Australia’s unemployment rate could reach 5% in figures due out this Thursday, but that would be a long way short of America’s rate which could be double that by midyear, according to projections from US analysts made after Friday night’s terrible February jobs numbers.

In fact there’s every chance the American unemployment rate could reach 10% from June-August onwards, with the under employment rate soaring past 18%.

The job losses and the way it is happening have all the hallmarks of a long, nasty slump in employment. More people are dropping out of the workforce, more people are on short hours, more are people looking for work for much longer periods of time.

The rate of job loss in the last four months to the end of February has been so great that the 8.1% rate reached in February was the highest since late 1983. And since the recession started in December 2007, the economy has shed 4.4 million jobs, with more than half that number lost in the last four months.

The 25 year high was reached after 651,000 jobs were lost last month, and a further 161,000 job losses were added to the December and January figures.
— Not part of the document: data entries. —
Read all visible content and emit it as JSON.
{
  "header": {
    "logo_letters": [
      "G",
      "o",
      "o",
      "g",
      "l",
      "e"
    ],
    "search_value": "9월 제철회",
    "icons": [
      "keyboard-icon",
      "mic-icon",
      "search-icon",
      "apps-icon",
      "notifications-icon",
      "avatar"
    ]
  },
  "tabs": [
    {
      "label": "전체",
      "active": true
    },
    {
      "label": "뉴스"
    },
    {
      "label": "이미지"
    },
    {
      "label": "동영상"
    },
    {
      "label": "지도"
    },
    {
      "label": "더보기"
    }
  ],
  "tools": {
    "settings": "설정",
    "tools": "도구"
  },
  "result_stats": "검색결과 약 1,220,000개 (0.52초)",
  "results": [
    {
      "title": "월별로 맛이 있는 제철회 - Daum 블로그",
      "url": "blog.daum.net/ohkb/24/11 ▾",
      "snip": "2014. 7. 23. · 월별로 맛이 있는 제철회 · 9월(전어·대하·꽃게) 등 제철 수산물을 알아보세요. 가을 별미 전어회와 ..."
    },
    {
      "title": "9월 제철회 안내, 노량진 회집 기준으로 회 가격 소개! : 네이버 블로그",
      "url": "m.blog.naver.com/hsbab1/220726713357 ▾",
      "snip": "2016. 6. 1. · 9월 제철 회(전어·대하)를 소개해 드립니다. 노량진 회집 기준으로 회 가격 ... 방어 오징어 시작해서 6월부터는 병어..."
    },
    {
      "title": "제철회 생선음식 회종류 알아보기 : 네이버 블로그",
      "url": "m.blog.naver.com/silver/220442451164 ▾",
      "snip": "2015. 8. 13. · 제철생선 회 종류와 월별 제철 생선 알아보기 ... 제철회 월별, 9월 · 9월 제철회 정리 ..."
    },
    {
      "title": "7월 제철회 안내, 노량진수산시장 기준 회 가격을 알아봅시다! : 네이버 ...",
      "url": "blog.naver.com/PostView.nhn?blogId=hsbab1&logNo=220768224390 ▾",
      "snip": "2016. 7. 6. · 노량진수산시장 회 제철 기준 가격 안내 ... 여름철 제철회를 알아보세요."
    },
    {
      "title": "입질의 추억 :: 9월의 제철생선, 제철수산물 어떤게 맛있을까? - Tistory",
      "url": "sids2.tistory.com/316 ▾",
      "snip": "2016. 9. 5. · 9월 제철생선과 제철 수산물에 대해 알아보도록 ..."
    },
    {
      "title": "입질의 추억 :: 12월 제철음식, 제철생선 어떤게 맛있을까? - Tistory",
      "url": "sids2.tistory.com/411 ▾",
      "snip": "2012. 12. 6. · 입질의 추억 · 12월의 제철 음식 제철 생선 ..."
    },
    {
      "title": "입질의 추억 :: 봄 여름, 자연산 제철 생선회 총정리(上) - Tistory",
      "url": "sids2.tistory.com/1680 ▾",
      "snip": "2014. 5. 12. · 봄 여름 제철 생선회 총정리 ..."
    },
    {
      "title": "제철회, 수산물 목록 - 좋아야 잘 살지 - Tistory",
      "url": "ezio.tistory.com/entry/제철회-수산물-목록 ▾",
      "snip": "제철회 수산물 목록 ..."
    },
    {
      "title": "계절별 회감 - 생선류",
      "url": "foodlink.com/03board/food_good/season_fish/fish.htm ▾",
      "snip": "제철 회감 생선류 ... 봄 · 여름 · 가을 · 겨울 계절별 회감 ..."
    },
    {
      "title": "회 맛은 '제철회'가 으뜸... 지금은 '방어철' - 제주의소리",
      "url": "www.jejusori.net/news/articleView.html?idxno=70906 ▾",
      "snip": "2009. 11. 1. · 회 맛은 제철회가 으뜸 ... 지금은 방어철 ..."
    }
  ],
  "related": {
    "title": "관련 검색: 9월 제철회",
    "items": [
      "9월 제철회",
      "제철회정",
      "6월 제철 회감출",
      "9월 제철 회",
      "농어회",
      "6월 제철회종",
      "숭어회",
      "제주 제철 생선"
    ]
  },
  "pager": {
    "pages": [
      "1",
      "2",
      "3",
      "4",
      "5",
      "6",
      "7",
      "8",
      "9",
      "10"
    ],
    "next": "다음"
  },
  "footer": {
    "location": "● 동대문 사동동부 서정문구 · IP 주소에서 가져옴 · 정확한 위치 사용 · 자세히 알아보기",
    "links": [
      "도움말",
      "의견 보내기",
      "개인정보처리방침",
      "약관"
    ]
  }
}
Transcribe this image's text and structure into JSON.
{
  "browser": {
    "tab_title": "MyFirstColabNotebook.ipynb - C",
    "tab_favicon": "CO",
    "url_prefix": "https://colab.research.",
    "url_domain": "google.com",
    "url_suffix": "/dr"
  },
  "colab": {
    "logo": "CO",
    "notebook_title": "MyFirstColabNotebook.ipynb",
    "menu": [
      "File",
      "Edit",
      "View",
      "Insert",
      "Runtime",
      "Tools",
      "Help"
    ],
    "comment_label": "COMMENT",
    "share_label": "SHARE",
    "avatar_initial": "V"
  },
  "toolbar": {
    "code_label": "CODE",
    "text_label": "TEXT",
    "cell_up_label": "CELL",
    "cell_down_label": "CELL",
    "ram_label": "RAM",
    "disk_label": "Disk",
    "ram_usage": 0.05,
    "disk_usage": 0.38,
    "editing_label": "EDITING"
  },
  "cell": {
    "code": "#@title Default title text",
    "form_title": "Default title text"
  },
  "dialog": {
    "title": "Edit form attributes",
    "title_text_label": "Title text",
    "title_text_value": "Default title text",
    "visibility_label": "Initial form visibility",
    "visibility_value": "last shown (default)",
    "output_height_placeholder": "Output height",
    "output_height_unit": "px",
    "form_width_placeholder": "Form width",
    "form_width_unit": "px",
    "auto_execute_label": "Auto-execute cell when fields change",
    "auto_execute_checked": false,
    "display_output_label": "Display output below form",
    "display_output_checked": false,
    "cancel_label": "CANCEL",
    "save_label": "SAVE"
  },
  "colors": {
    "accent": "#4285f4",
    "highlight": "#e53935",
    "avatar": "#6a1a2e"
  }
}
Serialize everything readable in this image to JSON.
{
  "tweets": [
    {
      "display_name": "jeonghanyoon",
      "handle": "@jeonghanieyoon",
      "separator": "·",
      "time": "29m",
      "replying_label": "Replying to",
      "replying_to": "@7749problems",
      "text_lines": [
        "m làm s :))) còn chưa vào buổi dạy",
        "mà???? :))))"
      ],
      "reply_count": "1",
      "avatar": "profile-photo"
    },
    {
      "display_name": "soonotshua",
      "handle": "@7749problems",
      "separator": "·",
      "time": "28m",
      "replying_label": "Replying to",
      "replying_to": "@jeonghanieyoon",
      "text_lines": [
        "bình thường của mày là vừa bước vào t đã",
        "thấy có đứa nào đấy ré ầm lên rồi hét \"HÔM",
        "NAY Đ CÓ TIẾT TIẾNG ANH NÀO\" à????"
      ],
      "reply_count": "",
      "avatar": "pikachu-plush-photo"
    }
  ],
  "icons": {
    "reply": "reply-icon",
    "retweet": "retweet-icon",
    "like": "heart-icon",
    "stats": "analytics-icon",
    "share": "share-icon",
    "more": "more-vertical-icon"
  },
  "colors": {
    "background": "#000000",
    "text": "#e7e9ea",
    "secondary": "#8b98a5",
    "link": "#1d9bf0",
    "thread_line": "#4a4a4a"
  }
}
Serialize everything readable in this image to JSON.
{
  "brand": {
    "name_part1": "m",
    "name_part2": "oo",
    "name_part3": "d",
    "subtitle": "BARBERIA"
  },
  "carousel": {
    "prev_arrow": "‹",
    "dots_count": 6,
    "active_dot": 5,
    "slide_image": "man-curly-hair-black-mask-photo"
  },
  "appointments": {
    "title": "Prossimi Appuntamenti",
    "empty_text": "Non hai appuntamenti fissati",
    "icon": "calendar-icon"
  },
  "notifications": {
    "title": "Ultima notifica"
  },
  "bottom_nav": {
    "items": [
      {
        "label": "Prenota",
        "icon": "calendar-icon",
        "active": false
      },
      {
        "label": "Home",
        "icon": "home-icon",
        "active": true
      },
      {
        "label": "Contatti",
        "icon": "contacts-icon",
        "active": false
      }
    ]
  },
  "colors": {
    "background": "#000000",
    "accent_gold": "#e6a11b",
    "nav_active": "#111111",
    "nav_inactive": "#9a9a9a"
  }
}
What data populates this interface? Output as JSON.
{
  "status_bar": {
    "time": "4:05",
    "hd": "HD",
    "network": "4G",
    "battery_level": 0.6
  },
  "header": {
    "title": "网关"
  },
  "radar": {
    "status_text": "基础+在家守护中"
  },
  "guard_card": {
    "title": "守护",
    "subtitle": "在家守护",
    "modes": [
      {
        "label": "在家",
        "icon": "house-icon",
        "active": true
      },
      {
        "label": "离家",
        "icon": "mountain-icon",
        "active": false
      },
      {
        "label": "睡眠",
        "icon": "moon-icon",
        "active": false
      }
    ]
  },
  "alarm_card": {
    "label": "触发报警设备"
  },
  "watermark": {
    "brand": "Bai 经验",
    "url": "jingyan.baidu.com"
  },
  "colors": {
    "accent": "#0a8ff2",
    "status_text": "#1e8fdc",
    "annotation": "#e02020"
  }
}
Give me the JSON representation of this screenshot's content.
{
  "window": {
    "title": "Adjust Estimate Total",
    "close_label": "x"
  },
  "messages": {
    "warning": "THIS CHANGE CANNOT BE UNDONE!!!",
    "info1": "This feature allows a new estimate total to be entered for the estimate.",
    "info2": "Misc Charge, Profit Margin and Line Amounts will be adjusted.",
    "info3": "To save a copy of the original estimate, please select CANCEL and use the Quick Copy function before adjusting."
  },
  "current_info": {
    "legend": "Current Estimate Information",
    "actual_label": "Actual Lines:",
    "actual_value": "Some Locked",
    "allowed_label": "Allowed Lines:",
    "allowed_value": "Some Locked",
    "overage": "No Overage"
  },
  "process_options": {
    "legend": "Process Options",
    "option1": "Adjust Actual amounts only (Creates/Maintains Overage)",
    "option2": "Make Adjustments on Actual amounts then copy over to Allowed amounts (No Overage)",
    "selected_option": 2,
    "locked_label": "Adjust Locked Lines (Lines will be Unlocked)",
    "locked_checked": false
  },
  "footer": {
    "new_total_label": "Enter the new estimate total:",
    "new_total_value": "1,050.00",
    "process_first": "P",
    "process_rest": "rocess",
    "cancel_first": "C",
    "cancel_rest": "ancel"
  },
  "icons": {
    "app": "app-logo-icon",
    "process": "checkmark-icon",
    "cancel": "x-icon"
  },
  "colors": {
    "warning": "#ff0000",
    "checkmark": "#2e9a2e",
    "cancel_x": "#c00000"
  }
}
On top of this an increasing number of the jobless are not bothering to look for work: Friday’s report showed that the number of people who would like work but have not looked in the last month reached 2.1 million, a rise of more than 450,000 in the past year.

The unemployment rate including discouraged workers was 11.3%, up from 10.8 per cent in January; a total of 12.5 million people were unemployed last month, according to the Labor Department report. More worrying was the level of under-employment, a measure of the unemployed, people working part-time for economic reasons and those who have given up looking for work, surged to 14.8% — the highest on record since the figure was included in the report in 1994 — from 13.9% in January.

The Labor Department also recorded a sharp rise in the number of people experiencing long periods of unemployment, with 2.9 million people having been unemployed for 27 weeks or longer in February, compared to 1.3 million in January.

“We’ve only had maybe 10 months where we’ve lost 500,000 jobs in the history of our series. This is four of the 10, all in a row. We’ve never had four straight months of job losses in excess of 600,000,” said Bureau of Labor Statistics Commissioner Keith Hall.

Adding in the revisions to December and January, there are more than 800,000 fewer jobs in February than were previously reported for January, while the unemployment rate is higher than at any time since December 1983. Unfortunately, the weekly jobless claims data suggest more of the same is coming for March. It appears that the economy is contracting at a 6% or so pace in the first quarter, following a 6.2% drop in the fourth quarter. It is unlikely to be long before we hear calls for more stimulus in Washington.

Losses in February were broad based, with only government, education and health services hiring.

The manufacturing sector shed 168,000 jobs, after 257,000 were dropped in January, while the construction sector lost 104,000 jobs after losing 118,000 in January. The service sector — grouping industries such as airlines, hotels, banks and restaurants — slashed 375,000 positions after shedding 276,000 in January.